Gustavo Petro, ancien guérillero, a déclaré, lundi, qu’il allait « reprendre les armes », en réponse aux menaces de son homologue américain, Donald Trump. Il a ajouté que même si une attaque militaire américaine contre la Colombie semblait « improbable », le pays aurait une réponse « légitime » si nécessaire.

Les cours du pétrole ont continué à reculer, mercredi, face aux nouvelles annonces de Washington concernant l’avenir de l’exploitation des gigantesques réserves d’hydrocarbures du Venezuela. Mardi soir, le président américain, Donald Trump, a assuré que Caracas allait remettre aux Etats-Unis « entre 30 et 50 millions de barils de pétrole » actuellement stockés sur des navires. « Ce pétrole sera vendu aux prix du marché et l’argent sera contrôlé par moi », a-t-il ajouté, sur sa plateforme Truth Social.

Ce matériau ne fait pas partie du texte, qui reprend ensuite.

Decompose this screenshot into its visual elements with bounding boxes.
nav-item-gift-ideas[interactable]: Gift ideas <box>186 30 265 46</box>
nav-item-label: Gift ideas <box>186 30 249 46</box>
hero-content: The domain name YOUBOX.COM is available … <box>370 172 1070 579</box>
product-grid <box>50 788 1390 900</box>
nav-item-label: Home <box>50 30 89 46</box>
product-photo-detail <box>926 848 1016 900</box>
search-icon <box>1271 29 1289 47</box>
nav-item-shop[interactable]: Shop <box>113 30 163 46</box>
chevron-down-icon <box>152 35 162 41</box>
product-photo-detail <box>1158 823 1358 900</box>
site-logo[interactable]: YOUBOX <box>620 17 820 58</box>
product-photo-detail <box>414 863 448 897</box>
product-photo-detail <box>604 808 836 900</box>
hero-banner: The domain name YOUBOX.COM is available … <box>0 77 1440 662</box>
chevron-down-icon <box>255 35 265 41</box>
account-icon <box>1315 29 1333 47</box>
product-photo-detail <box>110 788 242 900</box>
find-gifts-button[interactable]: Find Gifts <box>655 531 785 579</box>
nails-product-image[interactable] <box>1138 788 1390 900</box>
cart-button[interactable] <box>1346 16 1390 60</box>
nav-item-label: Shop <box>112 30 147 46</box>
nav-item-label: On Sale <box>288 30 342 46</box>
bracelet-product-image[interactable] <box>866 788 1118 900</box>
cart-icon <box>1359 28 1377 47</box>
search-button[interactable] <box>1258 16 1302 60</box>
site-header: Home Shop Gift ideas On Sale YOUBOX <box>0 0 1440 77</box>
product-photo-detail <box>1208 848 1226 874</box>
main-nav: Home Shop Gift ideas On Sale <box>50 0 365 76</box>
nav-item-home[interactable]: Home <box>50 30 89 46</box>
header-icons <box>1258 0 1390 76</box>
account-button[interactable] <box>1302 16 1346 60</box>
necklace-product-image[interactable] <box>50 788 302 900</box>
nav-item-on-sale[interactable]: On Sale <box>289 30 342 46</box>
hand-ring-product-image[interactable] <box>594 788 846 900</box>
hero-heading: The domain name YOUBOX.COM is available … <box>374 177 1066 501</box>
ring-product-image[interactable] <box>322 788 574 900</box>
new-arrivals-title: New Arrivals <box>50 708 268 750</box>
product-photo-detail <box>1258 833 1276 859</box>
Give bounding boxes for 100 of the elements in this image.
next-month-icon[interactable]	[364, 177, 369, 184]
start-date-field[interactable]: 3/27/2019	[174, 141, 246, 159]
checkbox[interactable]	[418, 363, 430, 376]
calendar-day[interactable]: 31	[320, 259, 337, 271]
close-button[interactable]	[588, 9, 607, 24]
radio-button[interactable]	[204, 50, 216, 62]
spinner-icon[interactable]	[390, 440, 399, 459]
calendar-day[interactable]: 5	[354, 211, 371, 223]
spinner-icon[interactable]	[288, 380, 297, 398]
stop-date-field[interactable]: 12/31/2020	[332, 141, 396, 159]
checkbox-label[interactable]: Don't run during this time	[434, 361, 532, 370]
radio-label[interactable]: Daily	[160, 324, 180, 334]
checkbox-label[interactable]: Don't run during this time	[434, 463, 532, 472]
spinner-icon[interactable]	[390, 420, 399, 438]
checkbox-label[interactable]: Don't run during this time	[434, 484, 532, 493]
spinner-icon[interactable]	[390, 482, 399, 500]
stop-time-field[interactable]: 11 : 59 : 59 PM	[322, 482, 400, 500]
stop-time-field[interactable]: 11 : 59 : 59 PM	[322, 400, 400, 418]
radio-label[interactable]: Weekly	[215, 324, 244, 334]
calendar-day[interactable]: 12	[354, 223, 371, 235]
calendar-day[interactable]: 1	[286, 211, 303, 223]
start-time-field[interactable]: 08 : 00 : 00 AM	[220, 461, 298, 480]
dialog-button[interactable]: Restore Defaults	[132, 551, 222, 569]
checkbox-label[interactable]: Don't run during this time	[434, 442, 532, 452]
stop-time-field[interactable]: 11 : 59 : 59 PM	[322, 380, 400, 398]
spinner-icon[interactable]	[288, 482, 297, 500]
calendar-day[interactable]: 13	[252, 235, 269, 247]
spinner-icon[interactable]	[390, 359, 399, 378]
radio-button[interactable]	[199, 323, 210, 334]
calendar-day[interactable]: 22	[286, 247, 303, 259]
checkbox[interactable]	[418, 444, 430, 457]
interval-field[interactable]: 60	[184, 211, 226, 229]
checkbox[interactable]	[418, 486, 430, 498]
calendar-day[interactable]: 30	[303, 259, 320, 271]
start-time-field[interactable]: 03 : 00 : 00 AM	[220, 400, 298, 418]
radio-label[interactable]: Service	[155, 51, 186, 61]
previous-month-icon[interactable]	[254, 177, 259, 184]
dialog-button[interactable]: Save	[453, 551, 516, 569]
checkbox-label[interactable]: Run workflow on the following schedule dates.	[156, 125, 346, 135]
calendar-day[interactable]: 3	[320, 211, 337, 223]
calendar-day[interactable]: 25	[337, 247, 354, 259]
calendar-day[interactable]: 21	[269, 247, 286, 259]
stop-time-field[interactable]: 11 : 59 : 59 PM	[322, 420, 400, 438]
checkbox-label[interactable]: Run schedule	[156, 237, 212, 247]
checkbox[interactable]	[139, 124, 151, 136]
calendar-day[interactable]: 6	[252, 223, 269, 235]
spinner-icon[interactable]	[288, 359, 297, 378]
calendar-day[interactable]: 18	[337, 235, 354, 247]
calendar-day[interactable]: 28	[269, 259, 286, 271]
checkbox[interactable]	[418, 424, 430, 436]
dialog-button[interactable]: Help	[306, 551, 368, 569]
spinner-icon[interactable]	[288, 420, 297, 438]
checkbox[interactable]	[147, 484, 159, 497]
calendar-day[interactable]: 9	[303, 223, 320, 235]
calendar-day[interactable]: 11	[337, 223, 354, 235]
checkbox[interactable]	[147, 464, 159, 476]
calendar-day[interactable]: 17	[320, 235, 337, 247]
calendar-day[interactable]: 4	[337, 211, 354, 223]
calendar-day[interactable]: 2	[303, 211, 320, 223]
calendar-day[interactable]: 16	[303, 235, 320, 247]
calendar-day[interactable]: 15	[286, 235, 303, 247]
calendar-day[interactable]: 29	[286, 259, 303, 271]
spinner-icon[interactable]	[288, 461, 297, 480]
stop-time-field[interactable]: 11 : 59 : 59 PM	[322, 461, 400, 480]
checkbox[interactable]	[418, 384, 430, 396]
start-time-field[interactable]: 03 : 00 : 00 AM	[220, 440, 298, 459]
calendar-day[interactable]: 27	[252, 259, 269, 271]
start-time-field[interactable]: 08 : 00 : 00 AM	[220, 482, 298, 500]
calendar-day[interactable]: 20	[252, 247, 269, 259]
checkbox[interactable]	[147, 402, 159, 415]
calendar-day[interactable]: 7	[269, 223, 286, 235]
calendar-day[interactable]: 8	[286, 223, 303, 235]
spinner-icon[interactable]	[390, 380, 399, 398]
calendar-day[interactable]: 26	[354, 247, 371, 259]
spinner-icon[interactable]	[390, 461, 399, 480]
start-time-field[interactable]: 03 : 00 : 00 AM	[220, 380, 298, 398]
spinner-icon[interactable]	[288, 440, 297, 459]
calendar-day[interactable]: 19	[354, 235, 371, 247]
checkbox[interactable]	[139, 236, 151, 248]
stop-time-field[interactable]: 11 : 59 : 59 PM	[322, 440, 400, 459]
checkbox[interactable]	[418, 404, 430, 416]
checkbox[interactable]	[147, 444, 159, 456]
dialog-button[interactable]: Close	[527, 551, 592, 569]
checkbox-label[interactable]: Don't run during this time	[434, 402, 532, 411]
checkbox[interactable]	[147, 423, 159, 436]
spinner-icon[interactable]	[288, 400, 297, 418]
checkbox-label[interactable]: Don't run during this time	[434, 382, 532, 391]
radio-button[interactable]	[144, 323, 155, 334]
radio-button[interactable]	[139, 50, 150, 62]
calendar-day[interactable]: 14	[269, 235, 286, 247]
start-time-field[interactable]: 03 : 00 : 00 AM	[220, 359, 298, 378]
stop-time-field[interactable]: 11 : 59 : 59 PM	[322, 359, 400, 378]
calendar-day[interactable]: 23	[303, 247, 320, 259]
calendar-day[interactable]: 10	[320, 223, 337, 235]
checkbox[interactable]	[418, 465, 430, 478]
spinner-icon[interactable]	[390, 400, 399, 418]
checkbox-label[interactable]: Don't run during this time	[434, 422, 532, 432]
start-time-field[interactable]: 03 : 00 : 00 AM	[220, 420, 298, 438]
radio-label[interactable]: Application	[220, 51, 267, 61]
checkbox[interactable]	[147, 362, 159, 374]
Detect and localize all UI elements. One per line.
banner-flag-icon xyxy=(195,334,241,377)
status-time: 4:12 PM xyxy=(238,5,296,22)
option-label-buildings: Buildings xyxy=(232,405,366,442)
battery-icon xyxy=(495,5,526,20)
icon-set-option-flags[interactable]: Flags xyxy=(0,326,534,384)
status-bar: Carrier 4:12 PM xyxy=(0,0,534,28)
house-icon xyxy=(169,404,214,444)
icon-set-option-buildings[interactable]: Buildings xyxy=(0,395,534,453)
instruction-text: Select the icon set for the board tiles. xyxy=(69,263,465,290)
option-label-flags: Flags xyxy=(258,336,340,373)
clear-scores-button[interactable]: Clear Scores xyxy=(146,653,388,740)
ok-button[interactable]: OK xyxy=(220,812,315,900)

Le gouvernement américain a aussi annoncé, mercredi, que Washington contrôlerait « pour une période indéterminée » la commercialisation du pétrole vénézuélien et viserait à augmenter la production locale, aujourd’hui de seulement un million de barils par jour.

C’est cette perspective d’ajouts de barils sur un marché dont l’offre est déjà jugée en excédent par rapport à la demande qui pèse sur les prix. Le prix du baril de Brent de la mer du Nord, pour livraison en mars, a perdu 1,22 %, à 59,96 dollars. Son équivalent américain, le baril de West Texas Intermediate, pour livraison en février, a cédé 2 % à 55,99 dollars.

Une réunion entre les dirigeants des grandes compagnies pétrolières et Donald Trump est prévue vendredi.

Alors que le ministère de la défense britannique avait annoncé, plus tôt mercredi, avoir apporté un soutien « opérationnel » aux Etats-Unis lors de la saisie, dans l’Atlantique Nord, d’un pétrolier lié à la Russie, le ministre de la défense, John Healey, a donné plus de détails dans une intervention dans la soirée devant le Parlement.

« Aucun militaire britannique ne s’est rendu à bord » du pétrolier, a-t-il souligné, précisant que le Bella-1, son nom d’origine, était considéré comme étant « sans pavillon » puisqu’il avait « un faux pavillon » russe, et pouvait donc « être légalement intercepté et soumis au droit de l’Etat » l’ayant placé sous sanction.

Concrètement, les Britanniques ont fourni aux Américains l’accès à au moins une base aérienne, la Royal Air Force a procuré une surveillance aérienne, et un navire ravitailleur « a apporté son soutien aux forces américaines lorsque celles-ci poursuivaient et interceptaient » le pétrolier, avait expliqué le ministère.